Another guest on the record is the Sacramento-based rapper Ernie Fresh, who Davis met through the San Francisco DJ Mophono (AKA Benji Illgen), an artist on Davis' Liquid Amber label, which, according to its website, was launched in 2014 as a resource for emerging artists and beat-oriented music. "I didn't want the kind of record that has the hot rapper or hot, new singer," Davis explains. "My philosophy with any collaboration is that I want it to be unique, something that we each couldn't have done alone."

We've stopped in a densely wooded area. It's darker here, and Davis is suddenly excited. Gesticulating enthusiastically, he explains how the idea for "The Sideshow," his track with Ernie Fresh, came from an obscure break with pops and clicks in it. "I thought, 'What if I make a scratch track where the scratches or breaks aren't familiar, but there's familiarity because of its conventional form?'" The track, he continues, would sound like it came from a different planet because it wouldn't have "fresh" or "ah" scratches—vocal parts on records that DJs scratch on one turntable while playing a beat on the other. He tells me that many of the samples on The Mountain Will Fall come from records no one would look for, including "a 1996 G-Funk track that wasn't a hit." "Wherever people aren't looking, I'm looking," he says.

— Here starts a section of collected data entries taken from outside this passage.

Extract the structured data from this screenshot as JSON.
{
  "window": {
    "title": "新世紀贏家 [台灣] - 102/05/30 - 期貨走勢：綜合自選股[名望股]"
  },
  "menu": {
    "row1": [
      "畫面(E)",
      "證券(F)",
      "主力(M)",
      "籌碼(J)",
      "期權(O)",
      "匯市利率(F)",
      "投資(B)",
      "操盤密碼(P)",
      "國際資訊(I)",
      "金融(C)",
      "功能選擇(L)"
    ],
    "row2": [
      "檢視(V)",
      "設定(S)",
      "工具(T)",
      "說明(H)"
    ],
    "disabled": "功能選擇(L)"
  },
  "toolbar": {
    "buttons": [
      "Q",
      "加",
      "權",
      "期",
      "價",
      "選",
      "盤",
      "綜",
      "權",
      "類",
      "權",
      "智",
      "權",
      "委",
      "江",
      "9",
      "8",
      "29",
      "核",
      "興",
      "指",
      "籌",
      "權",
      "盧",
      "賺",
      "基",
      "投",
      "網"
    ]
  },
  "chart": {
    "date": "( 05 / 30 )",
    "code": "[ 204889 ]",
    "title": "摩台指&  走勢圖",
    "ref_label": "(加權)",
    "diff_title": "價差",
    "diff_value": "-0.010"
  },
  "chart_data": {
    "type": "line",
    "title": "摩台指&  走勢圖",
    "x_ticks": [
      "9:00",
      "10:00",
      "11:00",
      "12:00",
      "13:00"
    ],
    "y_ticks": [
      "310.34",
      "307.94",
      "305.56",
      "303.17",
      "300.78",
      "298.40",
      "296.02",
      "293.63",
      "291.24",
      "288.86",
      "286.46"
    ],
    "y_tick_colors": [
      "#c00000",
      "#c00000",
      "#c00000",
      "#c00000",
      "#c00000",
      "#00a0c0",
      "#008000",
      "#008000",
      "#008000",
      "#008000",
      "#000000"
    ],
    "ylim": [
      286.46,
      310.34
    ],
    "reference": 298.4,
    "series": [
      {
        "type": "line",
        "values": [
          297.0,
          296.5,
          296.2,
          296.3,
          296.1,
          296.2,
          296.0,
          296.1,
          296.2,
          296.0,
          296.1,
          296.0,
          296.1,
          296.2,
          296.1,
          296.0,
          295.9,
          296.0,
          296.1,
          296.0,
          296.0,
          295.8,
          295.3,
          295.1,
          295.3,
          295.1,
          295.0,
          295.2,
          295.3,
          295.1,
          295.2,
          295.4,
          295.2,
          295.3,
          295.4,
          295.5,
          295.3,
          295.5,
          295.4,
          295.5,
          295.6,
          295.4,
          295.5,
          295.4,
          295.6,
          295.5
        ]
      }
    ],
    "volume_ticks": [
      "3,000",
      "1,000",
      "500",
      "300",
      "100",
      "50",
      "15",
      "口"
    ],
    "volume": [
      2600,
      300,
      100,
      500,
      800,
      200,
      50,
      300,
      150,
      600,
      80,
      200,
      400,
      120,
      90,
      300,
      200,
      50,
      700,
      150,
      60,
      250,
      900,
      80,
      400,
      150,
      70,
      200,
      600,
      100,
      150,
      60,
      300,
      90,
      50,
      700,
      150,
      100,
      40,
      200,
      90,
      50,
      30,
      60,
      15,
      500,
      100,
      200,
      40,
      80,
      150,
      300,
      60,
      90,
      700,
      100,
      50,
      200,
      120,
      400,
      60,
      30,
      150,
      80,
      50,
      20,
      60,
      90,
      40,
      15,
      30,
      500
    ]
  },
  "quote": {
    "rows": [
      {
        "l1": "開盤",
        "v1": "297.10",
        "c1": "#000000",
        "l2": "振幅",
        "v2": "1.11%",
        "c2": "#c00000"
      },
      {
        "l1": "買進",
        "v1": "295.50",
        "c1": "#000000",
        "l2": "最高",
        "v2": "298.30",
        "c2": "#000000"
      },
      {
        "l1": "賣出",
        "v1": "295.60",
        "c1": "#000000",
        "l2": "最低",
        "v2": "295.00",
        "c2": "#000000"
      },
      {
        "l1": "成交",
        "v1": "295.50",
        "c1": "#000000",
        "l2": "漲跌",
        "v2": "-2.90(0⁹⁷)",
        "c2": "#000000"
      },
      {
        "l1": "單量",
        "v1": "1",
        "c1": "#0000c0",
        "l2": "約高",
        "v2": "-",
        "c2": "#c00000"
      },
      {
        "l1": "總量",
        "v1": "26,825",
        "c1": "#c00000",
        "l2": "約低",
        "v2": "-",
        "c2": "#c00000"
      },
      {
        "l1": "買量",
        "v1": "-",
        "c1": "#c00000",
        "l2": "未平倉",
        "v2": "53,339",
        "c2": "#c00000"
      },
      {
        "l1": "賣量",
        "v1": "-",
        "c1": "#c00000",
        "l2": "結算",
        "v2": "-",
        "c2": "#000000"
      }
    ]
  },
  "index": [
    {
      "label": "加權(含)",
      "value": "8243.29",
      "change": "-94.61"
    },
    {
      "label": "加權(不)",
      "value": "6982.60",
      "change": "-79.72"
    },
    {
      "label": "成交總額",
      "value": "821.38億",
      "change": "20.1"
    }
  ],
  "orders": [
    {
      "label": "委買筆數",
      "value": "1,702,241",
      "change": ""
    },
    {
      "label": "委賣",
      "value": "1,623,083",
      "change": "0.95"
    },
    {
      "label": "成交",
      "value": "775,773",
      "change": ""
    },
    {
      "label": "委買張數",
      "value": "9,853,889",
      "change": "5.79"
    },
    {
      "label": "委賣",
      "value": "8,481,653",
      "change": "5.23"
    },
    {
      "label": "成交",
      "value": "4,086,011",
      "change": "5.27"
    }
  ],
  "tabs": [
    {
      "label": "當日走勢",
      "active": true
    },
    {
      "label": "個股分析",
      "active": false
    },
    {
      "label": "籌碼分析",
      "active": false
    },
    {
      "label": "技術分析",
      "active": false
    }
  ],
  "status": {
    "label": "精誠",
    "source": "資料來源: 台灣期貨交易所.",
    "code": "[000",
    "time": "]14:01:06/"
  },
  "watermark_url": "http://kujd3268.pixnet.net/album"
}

As we move out of the trees and back into the sun, Davis spots a tiny caterpillar making its way across the trail. He stops and shouts, "Wow, look at that!" the photographer who has accompanied us on our hike exclaims. "Nature!" Davis answers, "It still exists!" We chuckle like schoolboys.

I ask Davis if he knew, back before he recorded Endtroducing, that he would have the discipline and sheer will-power to create masterpiece after masterpiece. He pauses, deep in concentration. "I knew I'd have to fight to make an album," he says. If there's one thing that has followed Davis throughout his long career, it's this ability to rise to the occasion and challenge his fans. When fans wanted Endtroducing 2, he gave them The Private Press, The Outsider, and The Less You Know The Better—albums that merged his disparate interests in psychedelic rock, hyphy, introspective folk, and dreamy pop into his developing production palette, surprising his listeners at every turn.

Amid all the experimentation, his love for hip-hop has remained another constant. Regarding Endtroducing, Davis says, "My passion for hip-hop—rewinding back 25 years to another lifetime—made me want to contribute something. If people liked it, awesome. If they didn't, it would be an outlier, something to talk about for years to come." He stops to think again as the sun cuts through the trees. Then he adds confidently, "Whether [the album] had value to people wasn't something I was thinking about."

We're back at the start of the trail. With a final handshake, Davis says a polite goodbye. His black-clad frame strikes a stark contrast to the pale, dusty, barren terrain around us. As he turns around to walk home through the searing haze in the air, he suddenly becomes DJ Shadow again—not the modest, jokey Josh Davis, but the enigmatic legend, crate-digger, and sample explorer. Unfortunately, the sun is too high in the sky for him to cast an actual shadow, yet I'm left with the feeling that no matter how much Davis reveals about himself, there will always be a part of him that we will never know.